He broke off, feeling, as he always did, that he could say none of the things that he really meant to say, and being angry with himself for his own stupidity.

"I'm very glad," Duncombe said, "if I've done that. I think you have a fine future before you if you do the things you're really suited for—which you will do, of course. But I'm going to trust you still further. I know I can depend on your discretion——"

"If there's anything in the world——" Henry began eagerly.

"It's nothing very difficult," Duncombe said, still smiling; "I am in all probability going to have a serious operation. It's not quite settled—I shall know after a further examination. But it is almost certain. . . .

"There are definite chances that I shall not live through it—the chances of my surviving or not are about equal, I believe. I'll tell you frankly that if I were to think only of myself, death is infinitely preferable to the pain that I have suffered during the last six months. It was when the pain became serious that I determined to hurry up those family papers that you are now working on. I had an idea that I might not have much time left and I wanted to find somebody who could carry them on. . . . Well, I have found somebody," he said, turning towards Henry and smiling his slightly cynical smile. "In my Will I have left you a certain sum that will support you at any rate for the next three years, and directions that the book is to be left entirely in your hands. . . . I know that you will do your best for it."

Henry's words choked in his throat. He saw the bright grass and the red dazzled house through a mist of tears. He wanted, at that moment above all, to be practical, a hard, common-sense man of the world—but of course as usual he had no power to be what he wanted.

"Yes . . . my best . . ." he stammered.

"Then, what I mean is this," Duncombe continued. "If you do that you will still have some relations with my family, with my brother and sister, I mean." He paused, then continued looking in front of him as though for the moment he had forgotten Henry. "When I first knew that my illness was serious I felt that I could not leave all this. I had no other feeling for the time but that, that I must stay here and see this place safely through these difficult days . . ." He paused again, then looked straight across to Henry.

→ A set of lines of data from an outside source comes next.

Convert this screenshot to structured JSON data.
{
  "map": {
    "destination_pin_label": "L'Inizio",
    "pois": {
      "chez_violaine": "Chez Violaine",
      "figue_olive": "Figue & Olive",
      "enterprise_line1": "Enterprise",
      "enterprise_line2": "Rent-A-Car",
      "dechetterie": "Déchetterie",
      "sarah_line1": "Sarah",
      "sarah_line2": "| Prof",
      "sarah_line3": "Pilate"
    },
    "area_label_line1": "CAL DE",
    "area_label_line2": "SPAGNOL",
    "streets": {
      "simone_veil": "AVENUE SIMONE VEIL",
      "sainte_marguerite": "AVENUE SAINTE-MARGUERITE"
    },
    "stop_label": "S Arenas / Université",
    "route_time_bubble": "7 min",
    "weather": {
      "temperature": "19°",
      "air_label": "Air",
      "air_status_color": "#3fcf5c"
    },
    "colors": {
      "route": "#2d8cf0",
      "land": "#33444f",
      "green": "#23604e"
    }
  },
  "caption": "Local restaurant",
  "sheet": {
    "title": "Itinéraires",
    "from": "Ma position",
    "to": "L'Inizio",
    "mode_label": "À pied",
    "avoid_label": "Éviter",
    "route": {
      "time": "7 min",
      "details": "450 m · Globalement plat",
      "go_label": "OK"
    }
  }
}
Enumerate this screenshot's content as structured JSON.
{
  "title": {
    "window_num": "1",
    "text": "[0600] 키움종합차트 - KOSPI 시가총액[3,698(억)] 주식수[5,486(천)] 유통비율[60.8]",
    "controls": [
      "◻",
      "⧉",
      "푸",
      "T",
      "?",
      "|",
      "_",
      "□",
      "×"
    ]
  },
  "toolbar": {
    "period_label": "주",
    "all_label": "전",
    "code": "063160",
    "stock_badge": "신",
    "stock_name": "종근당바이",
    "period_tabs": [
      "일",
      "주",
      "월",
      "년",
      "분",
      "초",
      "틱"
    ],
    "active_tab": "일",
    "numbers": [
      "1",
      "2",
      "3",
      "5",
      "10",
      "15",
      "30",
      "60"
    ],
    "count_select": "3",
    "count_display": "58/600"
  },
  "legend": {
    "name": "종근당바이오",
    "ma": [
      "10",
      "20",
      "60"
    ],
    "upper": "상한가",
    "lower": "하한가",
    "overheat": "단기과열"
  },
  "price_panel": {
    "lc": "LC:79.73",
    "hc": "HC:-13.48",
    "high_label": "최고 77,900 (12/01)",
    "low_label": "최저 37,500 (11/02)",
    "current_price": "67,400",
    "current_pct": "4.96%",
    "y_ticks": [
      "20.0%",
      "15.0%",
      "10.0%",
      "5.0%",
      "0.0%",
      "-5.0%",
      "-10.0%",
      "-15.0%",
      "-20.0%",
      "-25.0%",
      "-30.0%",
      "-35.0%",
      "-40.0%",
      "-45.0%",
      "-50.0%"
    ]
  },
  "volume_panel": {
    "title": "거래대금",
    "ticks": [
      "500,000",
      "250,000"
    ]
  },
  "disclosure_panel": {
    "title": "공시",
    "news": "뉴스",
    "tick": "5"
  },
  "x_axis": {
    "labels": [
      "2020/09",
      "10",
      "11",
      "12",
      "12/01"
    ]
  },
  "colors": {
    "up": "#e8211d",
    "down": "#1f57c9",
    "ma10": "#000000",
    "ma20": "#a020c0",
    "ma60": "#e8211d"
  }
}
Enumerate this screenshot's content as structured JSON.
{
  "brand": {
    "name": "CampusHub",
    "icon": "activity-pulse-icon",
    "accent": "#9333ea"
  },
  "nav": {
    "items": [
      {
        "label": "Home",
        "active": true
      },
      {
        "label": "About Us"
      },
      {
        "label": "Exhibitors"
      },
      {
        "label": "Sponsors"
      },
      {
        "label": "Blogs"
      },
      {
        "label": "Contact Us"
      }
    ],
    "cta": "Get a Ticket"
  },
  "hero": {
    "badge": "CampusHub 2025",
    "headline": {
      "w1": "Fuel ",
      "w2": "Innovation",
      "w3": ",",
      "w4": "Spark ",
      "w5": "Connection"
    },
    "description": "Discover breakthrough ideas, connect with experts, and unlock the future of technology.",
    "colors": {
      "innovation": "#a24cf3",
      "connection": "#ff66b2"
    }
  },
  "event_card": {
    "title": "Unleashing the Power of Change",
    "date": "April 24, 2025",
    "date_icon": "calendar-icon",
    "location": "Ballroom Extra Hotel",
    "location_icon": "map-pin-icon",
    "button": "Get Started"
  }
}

"I have not forgotten what happened in London in the library the other day. You will probably imagine from that that my brother is a very evil person. He is not, only impulsive, short-sighted and not very clever at controlling his feelings. He has an affection for me but none at all for this place, and as soon as he inherits it he will sell it.

"It is that knowledge that is hardest now for me to bear. Tom is reckless with money, reckless with his affections, reckless with everything, but he is not a mean man. He came into the library that day to get some papers that he knew he should not have rather as a schoolboy might go to the cupboard and try to steal jam, but you will find when you meet him again that he bears no sort of malice and will indeed have forgotten the whole thing. My sister too—of course she is rather foolish and can't adapt herself to the new times, but she is a very good woman, utterly unselfish, and would die for Tom and myself without a moment's hesitation. If I go, be a help to her, Henry. She doesn't know you now at all, but she will later on, and you can show her that things are not so bad—that life doesn't change, that people are as they always were—certainly no worse, a little better perhaps. To her, the world seems to be suddenly filled with ravening wolves—— Poor Meg!"